Published on Feb 21, 2014 06:00 am

We trust our banks to keep a watchful eye out for suspicious activity. That involves trust. It’s either that or we can choose to tuck all our money away in a sock beneath our bed—hopefully safely. But taking that route, for the vast majority of Americans, isn’t an option.

Banks do tend protect the nation’s assets with vigilance, and they put a great deal of effort into preventing and catching suspicious banking behavior that can indicate identity theft on a person’s account.

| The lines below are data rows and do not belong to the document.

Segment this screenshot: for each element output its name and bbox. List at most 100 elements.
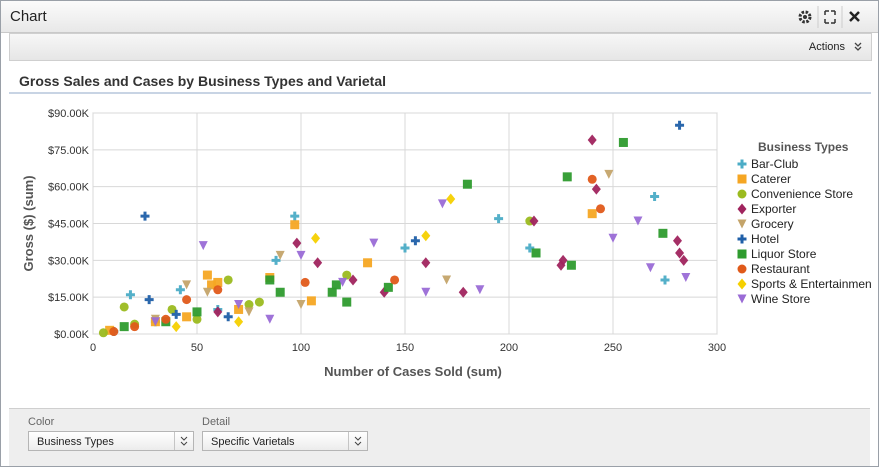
legend-label: Restaurant: [751, 262, 810, 276]
legend-marker: [737, 278, 747, 290]
legend-marker: [737, 234, 747, 244]
data-point: [198, 241, 208, 251]
data-point: [672, 235, 682, 247]
data-point: [437, 199, 447, 209]
data-point: [633, 216, 643, 226]
x-tick-label: 250: [604, 342, 622, 354]
data-point: [363, 258, 373, 268]
window-icons: [798, 6, 860, 28]
data-point: [446, 193, 456, 205]
x-tick-label: 100: [292, 342, 310, 354]
legend-label: Bar-Club: [751, 157, 799, 171]
data-point: [525, 243, 535, 253]
data-point: [494, 214, 504, 224]
legend-label: Grocery: [751, 217, 794, 231]
x-tick-label: 150: [396, 342, 414, 354]
data-point: [213, 285, 223, 295]
legend-marker: [737, 203, 747, 215]
settings-icon[interactable]: [798, 10, 812, 24]
data-point: [660, 275, 670, 285]
data-point: [587, 174, 597, 184]
data-point: [192, 314, 202, 324]
data-point: [244, 300, 254, 310]
data-point: [369, 238, 379, 248]
data-point: [140, 211, 150, 221]
detail-label: Detail: [202, 416, 231, 428]
data-point: [311, 232, 321, 244]
legend-label: Wine Store: [751, 292, 811, 306]
legend-label: Liquor Store: [751, 247, 817, 261]
x-tick-label: 200: [500, 342, 518, 354]
data-point: [531, 248, 541, 258]
legend-marker: [737, 159, 747, 169]
data-point: [202, 270, 212, 280]
close-icon[interactable]: [849, 11, 860, 22]
data-point: [207, 280, 217, 290]
toolbar: Actions: [9, 33, 872, 61]
data-point: [296, 300, 306, 310]
color-label: Color: [28, 416, 55, 428]
data-point: [192, 307, 202, 317]
data-point: [475, 285, 485, 295]
color-select[interactable]: Business Types: [28, 431, 194, 451]
data-point: [275, 287, 285, 297]
data-point: [290, 211, 300, 221]
legend-marker: [737, 264, 747, 274]
detail-select-value: Specific Varietals: [211, 436, 295, 448]
legend-marker: [737, 219, 747, 229]
legend-label: Convenience Store: [751, 187, 853, 201]
data-point: [213, 277, 223, 287]
data-point: [234, 304, 244, 314]
data-point: [342, 270, 352, 280]
x-tick-label: 0: [90, 342, 96, 354]
y-tick-label: $0.00K: [54, 329, 90, 341]
x-tick-label: 300: [708, 342, 726, 354]
legend-label: Hotel: [751, 232, 779, 246]
data-point: [462, 179, 472, 189]
data-point: [342, 297, 352, 307]
data-point: [383, 282, 393, 292]
y-tick-label: $30.00K: [48, 255, 90, 267]
data-point: [182, 312, 192, 322]
expand-icon[interactable]: [824, 10, 836, 24]
color-select-value: Business Types: [37, 436, 114, 448]
data-point: [125, 290, 135, 300]
actions-menu[interactable]: Actions: [808, 41, 845, 53]
data-point: [313, 257, 323, 269]
legend-marker: [737, 294, 747, 304]
x-tick-label: 50: [191, 342, 203, 354]
data-point: [331, 280, 341, 290]
data-point: [213, 306, 223, 318]
data-point: [254, 297, 264, 307]
data-point: [604, 169, 614, 179]
data-point: [265, 314, 275, 324]
data-point: [421, 287, 431, 297]
data-point: [175, 285, 185, 295]
options-panel: Color Business Types Detail Specific Var…: [9, 408, 870, 466]
data-point: [223, 312, 233, 322]
data-point: [338, 277, 348, 287]
legend-label: Caterer: [751, 172, 791, 186]
data-point: [327, 287, 337, 297]
actions-chevron[interactable]: [853, 42, 863, 52]
data-point: [675, 120, 685, 130]
legend-title: Business Types: [758, 140, 849, 154]
data-point: [300, 277, 310, 287]
select-arrow: [174, 432, 188, 450]
data-point: [596, 204, 606, 214]
data-point: [645, 263, 655, 273]
data-point: [275, 250, 285, 260]
data-point: [144, 295, 154, 305]
data-point: [271, 255, 281, 265]
x-axis-label: Number of Cases Sold (sum): [324, 364, 502, 379]
data-point: [109, 327, 119, 337]
select-arrow: [348, 432, 362, 450]
data-point: [390, 275, 400, 285]
data-point: [223, 275, 233, 285]
data-point: [202, 287, 212, 297]
detail-select[interactable]: Specific Varietals: [202, 431, 368, 451]
data-point: [458, 286, 468, 298]
data-point: [130, 322, 140, 332]
data-point: [591, 183, 601, 195]
data-point: [421, 257, 431, 269]
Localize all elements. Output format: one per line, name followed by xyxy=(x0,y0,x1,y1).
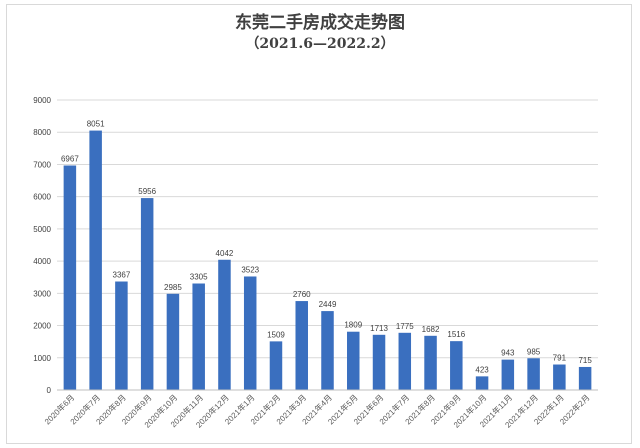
bar xyxy=(372,334,386,390)
chart-title: 东莞二手房成交走势图 xyxy=(235,13,405,33)
y-tick-label: 8000 xyxy=(33,128,51,137)
data-label: 3305 xyxy=(190,273,208,282)
y-tick-label: 0 xyxy=(47,386,52,395)
data-label: 1775 xyxy=(396,322,414,331)
data-label: 2449 xyxy=(319,300,337,309)
bar xyxy=(424,335,437,390)
bar xyxy=(398,332,412,390)
bar xyxy=(347,331,360,390)
bar xyxy=(192,283,205,390)
bar xyxy=(450,341,463,390)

The following behaviors are signs that could raise the red flag for banks:

  • Suspicious, frequent transactions. Banks keep a close eye out for transactions that are made in frequent, short periods of time, especially if there are large deposits and withdrawals made in cash or by check. Banks can rationalize the transactions by customers’ occupations and patterns of conducting business.
  • Numerous transactions that are made in different branches on the same day—for the same account. If these transactions are below an established bank threshold, it could mean the transactions were made to go undetected.
  • Activities that deviate from a person’s normal banking habits.  Your bank likely has a policy in place to contact you if they detect any suspicious activity on your account. They may even choose to freeze or cancel your debit or credit card as a result. If you become a victim of identity theft or fraud, there are steps that you can take to “right” the wrong and get back on the path of recovery.

It’s not the bank’s responsibility to monitor each transaction to determine if it’s an instance of identity theft. You are the only one who can truly track each purchase and deposit to confirm it’s authorized – and if it’s not, it could be a sign of identity theft.

As a consumer, it’s up to you to regularly check your bank statements & monitor your credit reports for signs of identity theft. Furthermore, early detection of suspicious activity may help you to recover more quickly if there’s an indication of fraud on your credit report.

This article is provided for general guidance and information. It is not intended as, nor should it be construed to be, legal, financial or other professional advice. Please consult with your attorney or financial advisor to discuss any legal or financial issues involved with credit decisions.